He says the impression is that efforts are going on behind the scenes to ascertain Mr Chen's wishes and where to go from here, all the time balancing that against the diplomatic difficulty of having Hillary Clinton and Treasury Secretary Timothy Geithner in Beijing for bilateral talks.
Mr Chen told the BBC by telephone from his hospital bed, in an interview conducted in Chinese, that since he left he has been made aware of threats issued to his wife and family while he was in the embassy.
"She told me our house has been installed with seven CCTV cameras inside the courtyard. There are people in and outside of our house and on the roof... They just eat and stay in our house, and they plan to build up electric wires around my house," he told the BBC.
Although he initially said he wanted to stay in China, he changed his mind because he believed China had reneged on an agreement to guarantee his safety.

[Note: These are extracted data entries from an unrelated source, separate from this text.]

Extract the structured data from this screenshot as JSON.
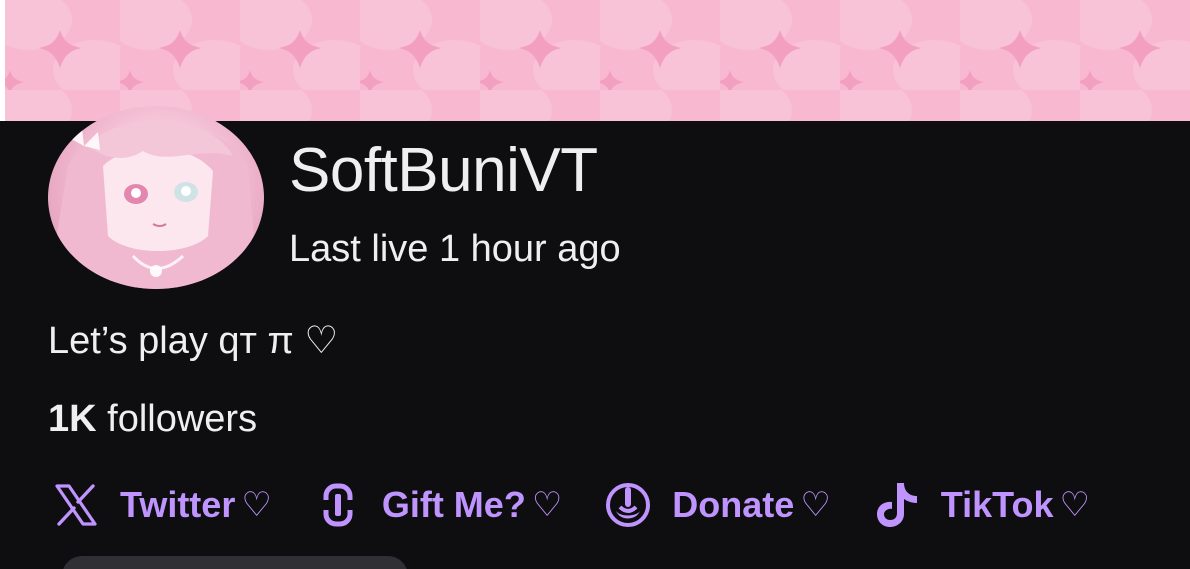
{
  "channel": {
    "name": "SoftBuniVT",
    "last_live": "Last live 1 hour ago",
    "bio": "Let’s play qт π ♡",
    "followers_count": "1K",
    "followers_label": " followers"
  },
  "links": [
    {
      "icon": "x-logo-icon",
      "label": "Twitter",
      "suffix": " ♡"
    },
    {
      "icon": "gift-link-icon",
      "label": "Gift Me?",
      "suffix": " ♡"
    },
    {
      "icon": "donate-icon",
      "label": "Donate",
      "suffix": " ♡"
    },
    {
      "icon": "tiktok-icon",
      "label": "TikTok",
      "suffix": " ♡"
    }
  ],
  "colors": {
    "background": "#0e0e10",
    "banner": "#f7b7cf",
    "link_accent": "#bf94ff",
    "text": "#efeff1"
  }
}
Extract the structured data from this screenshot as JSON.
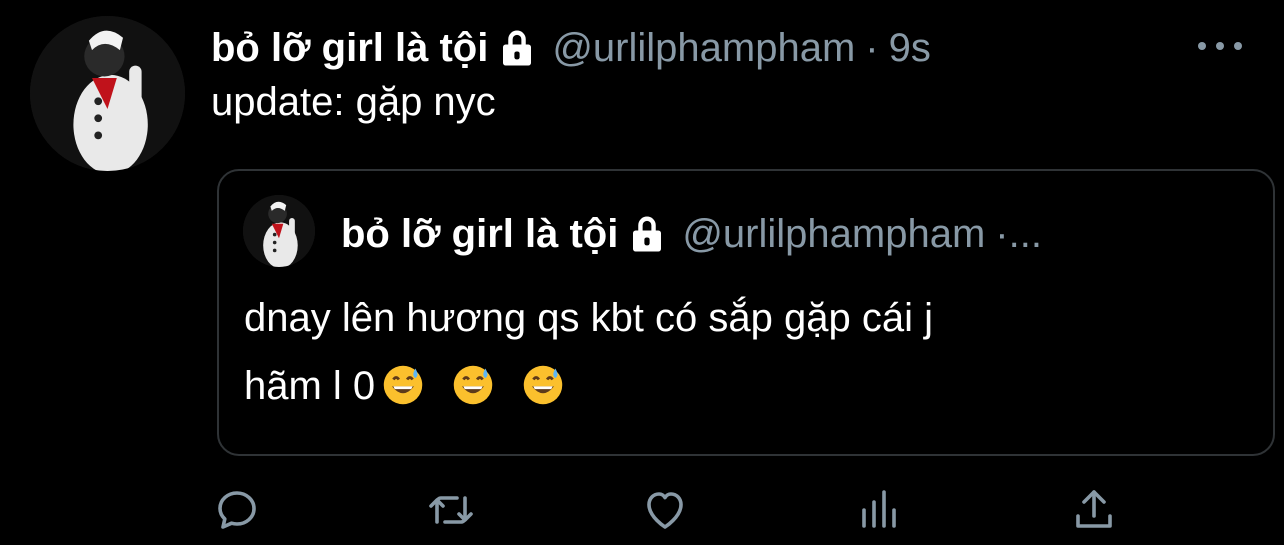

There is no official confirmation about the nature of any such agreement, but media reports from the US suggest that Mr Chen had been promised safety in a university town elsewhere in China.

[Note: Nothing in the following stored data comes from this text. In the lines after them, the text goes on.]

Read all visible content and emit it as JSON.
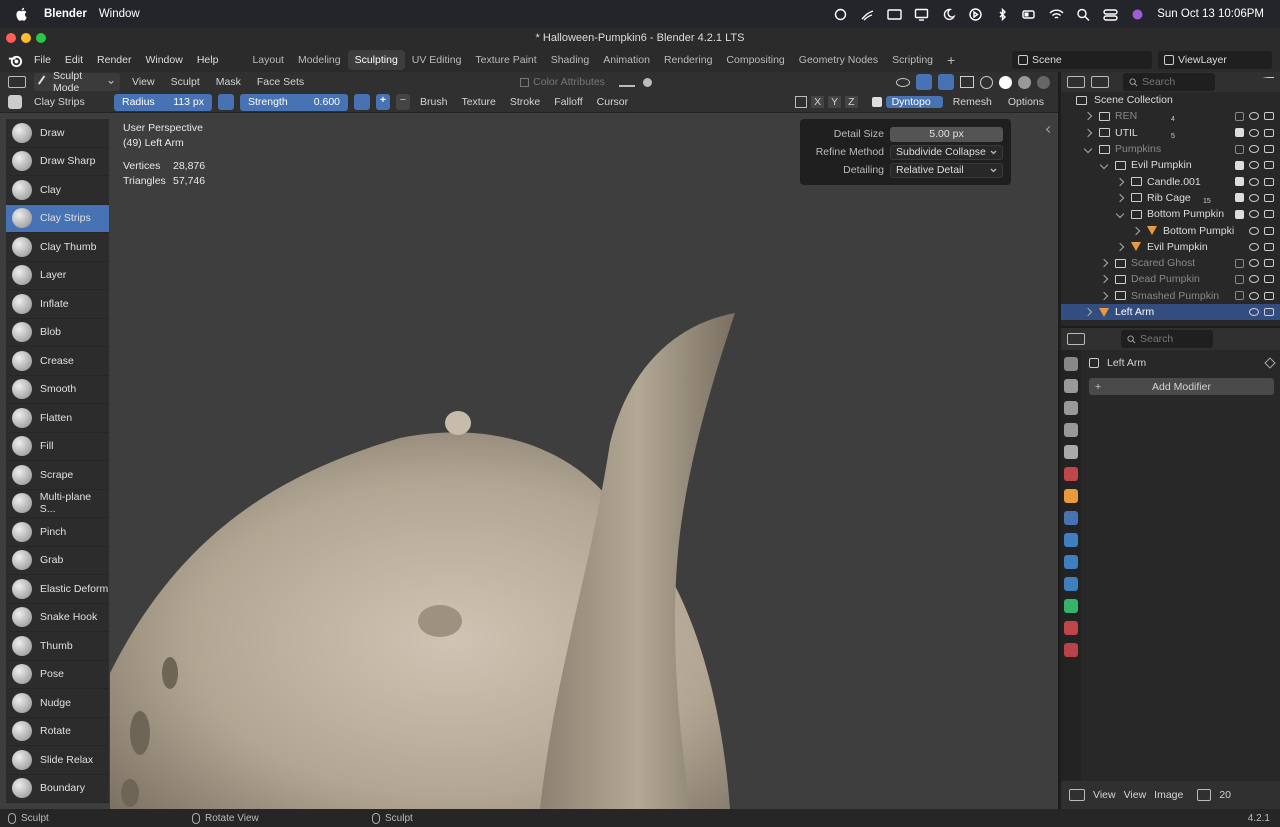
{
  "macos_menubar": {
    "app_name": "Blender",
    "menu": "Window",
    "clock": "Sun Oct 13  10:06PM"
  },
  "window": {
    "title": "* Halloween-Pumpkin6 - Blender 4.2.1 LTS",
    "traffic_colors": [
      "#ff5f57",
      "#febc2e",
      "#28c840"
    ]
  },
  "menubar": {
    "items": [
      "File",
      "Edit",
      "Render",
      "Window",
      "Help"
    ],
    "workspaces": [
      "Layout",
      "Modeling",
      "Sculpting",
      "UV Editing",
      "Texture Paint",
      "Shading",
      "Animation",
      "Rendering",
      "Compositing",
      "Geometry Nodes",
      "Scripting"
    ],
    "active_workspace": "Sculpting",
    "add_workspace": "+",
    "scene": "Scene",
    "view_layer": "ViewLayer"
  },
  "header1": {
    "mode": "Sculpt Mode",
    "menus": [
      "View",
      "Sculpt",
      "Mask",
      "Face Sets"
    ],
    "color_attributes": "Color Attributes"
  },
  "header2": {
    "brush_name": "Clay Strips",
    "radius_label": "Radius",
    "radius_value": "113 px",
    "strength_label": "Strength",
    "strength_value": "0.600",
    "plus": "+",
    "minus": "−",
    "menus": [
      "Brush",
      "Texture",
      "Stroke",
      "Falloff",
      "Cursor"
    ],
    "axes": [
      "X",
      "Y",
      "Z"
    ],
    "dyntopo": "Dyntopo",
    "remesh": "Remesh",
    "options": "Options"
  },
  "viewport_info": {
    "perspective": "User Perspective",
    "object": "(49) Left Arm",
    "vertices_label": "Vertices",
    "vertices_value": "28,876",
    "triangles_label": "Triangles",
    "triangles_value": "57,746"
  },
  "dyntopo_popover": {
    "detail_size_label": "Detail Size",
    "detail_size_value": "5.00 px",
    "refine_method_label": "Refine Method",
    "refine_method_value": "Subdivide Collapse",
    "detailing_label": "Detailing",
    "detailing_value": "Relative Detail"
  },
  "tools": [
    "Draw",
    "Draw Sharp",
    "Clay",
    "Clay Strips",
    "Clay Thumb",
    "Layer",
    "Inflate",
    "Blob",
    "Crease",
    "Smooth",
    "Flatten",
    "Fill",
    "Scrape",
    "Multi-plane S...",
    "Pinch",
    "Grab",
    "Elastic Deform",
    "Snake Hook",
    "Thumb",
    "Pose",
    "Nudge",
    "Rotate",
    "Slide Relax",
    "Boundary"
  ],
  "active_tool": "Clay Strips",
  "outliner": {
    "search_placeholder": "Search",
    "root": "Scene Collection",
    "rows": [
      {
        "name": "REN",
        "indent": 1,
        "dim": true,
        "badge": "4"
      },
      {
        "name": "UTIL",
        "indent": 1,
        "dim": false,
        "badge": "5"
      },
      {
        "name": "Pumpkins",
        "indent": 1,
        "dim": true,
        "badge": ""
      },
      {
        "name": "Evil Pumpkin",
        "indent": 2,
        "dim": false,
        "badge": ""
      },
      {
        "name": "Candle.001",
        "indent": 3,
        "dim": false,
        "badge": ""
      },
      {
        "name": "Rib Cage",
        "indent": 3,
        "dim": false,
        "badge": "15"
      },
      {
        "name": "Bottom Pumpkin",
        "indent": 3,
        "dim": false,
        "badge": ""
      },
      {
        "name": "Bottom Pumpki",
        "indent": 4,
        "dim": false,
        "badge": ""
      },
      {
        "name": "Evil Pumpkin",
        "indent": 3,
        "dim": false,
        "badge": ""
      },
      {
        "name": "Scared Ghost",
        "indent": 2,
        "dim": true,
        "badge": ""
      },
      {
        "name": "Dead Pumpkin",
        "indent": 2,
        "dim": true,
        "badge": ""
      },
      {
        "name": "Smashed Pumpkin",
        "indent": 2,
        "dim": true,
        "badge": ""
      },
      {
        "name": "Left Arm",
        "indent": 1,
        "dim": false,
        "badge": ""
      }
    ],
    "selected": "Left Arm"
  },
  "properties": {
    "search_placeholder": "Search",
    "object_name": "Left Arm",
    "add_modifier": "Add Modifier"
  },
  "image_editor_bar": {
    "view1": "View",
    "view2": "View",
    "image": "Image",
    "num": "20"
  },
  "statusbar": {
    "left": "Sculpt",
    "middle": "Rotate View",
    "right_action": "Sculpt",
    "version": "4.2.1"
  },
  "colors": {
    "accent": "#4772b3",
    "sculpt_clay": "#b9ad9c",
    "viewport_bg": "#3e3e3e",
    "mesh_orange": "#e89a3c"
  }
}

Mr Chen also said that US officials had been to the hospital where he is currently receiving treatment, but he had not seen them. He believes Chinese foreign ministry officials are not letting them in. There is a considerable police presence at the hospital.
"Yesterday afternoon I thought they (the US officials) left. I looked for them, but couldn't find them... Today I got to know that they were prevented from coming in, not that they are not coming in," Mr Chen said.

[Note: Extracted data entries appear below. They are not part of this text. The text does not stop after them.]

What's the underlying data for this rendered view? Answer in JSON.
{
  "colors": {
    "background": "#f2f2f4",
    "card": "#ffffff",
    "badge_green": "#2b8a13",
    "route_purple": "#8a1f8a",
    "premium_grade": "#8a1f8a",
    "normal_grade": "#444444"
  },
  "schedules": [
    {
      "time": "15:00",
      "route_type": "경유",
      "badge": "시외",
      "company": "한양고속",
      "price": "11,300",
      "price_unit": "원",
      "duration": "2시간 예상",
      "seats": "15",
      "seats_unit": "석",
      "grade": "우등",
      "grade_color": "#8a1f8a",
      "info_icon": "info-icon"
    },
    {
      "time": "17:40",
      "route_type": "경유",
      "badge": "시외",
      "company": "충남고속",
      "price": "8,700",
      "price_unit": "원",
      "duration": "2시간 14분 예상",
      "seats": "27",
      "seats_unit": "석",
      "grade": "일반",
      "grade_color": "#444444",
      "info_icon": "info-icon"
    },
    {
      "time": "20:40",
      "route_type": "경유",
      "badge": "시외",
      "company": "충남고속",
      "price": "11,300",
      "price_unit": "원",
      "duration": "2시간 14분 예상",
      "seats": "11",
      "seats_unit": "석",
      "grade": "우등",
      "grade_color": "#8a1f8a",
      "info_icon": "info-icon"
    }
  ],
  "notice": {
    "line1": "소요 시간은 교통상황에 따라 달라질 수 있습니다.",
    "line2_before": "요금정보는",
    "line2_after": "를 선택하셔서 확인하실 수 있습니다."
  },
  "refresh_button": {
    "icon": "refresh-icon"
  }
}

A Chinese foreign ministry spokesman said he had "no information" on Mr Chen's request to leave China.
Mrs Clinton has previously expressed her support for Mr Chen, who has been held under house arrest for almost two years.
As the bilateral talks opened, she addressed the topic of human rights.
"The United States believes that no state can legitimately deny the universal rights that belong to every human being - or punish those who exercise them," the top US diplomat said.
President Hu Jintao, also speaking at the start of the talks, said it was not possible for China and the US to see "eye to eye on every issue".